Anderson is well suited for animation: He’s an artist who exerts tremendous control over every frame of his movies, and stop-motion animation is a dream for brilliant micromanagers. This is his first pairing with Dahl — one of the most perfect creative marriages in all moviedom. George Clooney plays the title woodland mammal, backed up by an all-star cast, including Bill Murray as Badger and Meryl Streep as Mrs. Fox. Clooney’s Mr. Fox is a born charmer struggling to walk the straight and narrow for his family, but he’s still a fox. Consider him Clooney’s second-best master criminal, distantly followed by Danny Ocean. In this film, he’s stealing tasty foods from three cruel human farmers. Dahl wasn’t a perfect man — his prejudices are well documented — but he was refreshingly disdainful of the rude and selfish. Anderson may not totally agree with Dahl’s misanthropy, but he certainly seems to understand it.

1

The Royal Tenenbaums (2001)

This sweet-and-sour classic is a J.D. Salinger-esque fable about a family of brilliant outcasts and the crude, womanizing father who longs to heal wounds he inflicted.
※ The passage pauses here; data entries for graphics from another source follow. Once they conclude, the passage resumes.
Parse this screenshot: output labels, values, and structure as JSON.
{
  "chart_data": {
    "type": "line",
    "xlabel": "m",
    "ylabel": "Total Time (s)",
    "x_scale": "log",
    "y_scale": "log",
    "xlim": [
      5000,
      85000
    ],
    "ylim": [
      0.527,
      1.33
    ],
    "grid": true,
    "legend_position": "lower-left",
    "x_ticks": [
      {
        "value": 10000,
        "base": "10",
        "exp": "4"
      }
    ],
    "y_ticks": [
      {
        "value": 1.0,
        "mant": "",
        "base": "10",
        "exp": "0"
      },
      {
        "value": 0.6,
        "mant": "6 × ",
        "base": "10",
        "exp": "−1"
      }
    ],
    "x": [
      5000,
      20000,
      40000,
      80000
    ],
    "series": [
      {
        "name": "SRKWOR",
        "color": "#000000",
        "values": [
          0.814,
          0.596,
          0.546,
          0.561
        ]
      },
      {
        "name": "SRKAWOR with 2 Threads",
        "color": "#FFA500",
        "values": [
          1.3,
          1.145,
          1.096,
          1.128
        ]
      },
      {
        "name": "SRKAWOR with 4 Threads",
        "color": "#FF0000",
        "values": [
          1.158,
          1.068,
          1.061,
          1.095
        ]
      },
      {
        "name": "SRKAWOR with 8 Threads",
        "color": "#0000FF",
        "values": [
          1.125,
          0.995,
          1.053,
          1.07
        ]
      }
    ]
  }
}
It’s a turn-of-the-century showcase for Anderson, who was busy here perfecting his signature flourishes in this critically acclaimed hit, a blend of high- and lowbrow humor, morbid pathos, and a large cast of movie stars willing to inhabit his playful, soulful little world. Not bad for a third feature. The director gets career-best performances from Ben Stiller and Gwyneth Paltrow as overachieving siblings who end up as has-beens before their time. The regulars shine too: the Wilson Brothers, Bill Murray, and Anjelica Huston. But what makes this movie sing is its star, Gene Hackman. The Oscar-winning legend plays the estranged paterfamilias, Royal Tennenbaum, a morally flexible lion in winter, with a relaxed urgency. Hackman doesn’t “get” Wes Anderson at all, and acts like he’s in a Gene Hackman movie the whole time. He’s especially raw in the role, and slyly hilarious. The tension between visions and vibes — between a master thespian and a young director cultivating a more ironic and dispassionate aesthetic — makes Tenenbaums Anderson’s most satisfying lark.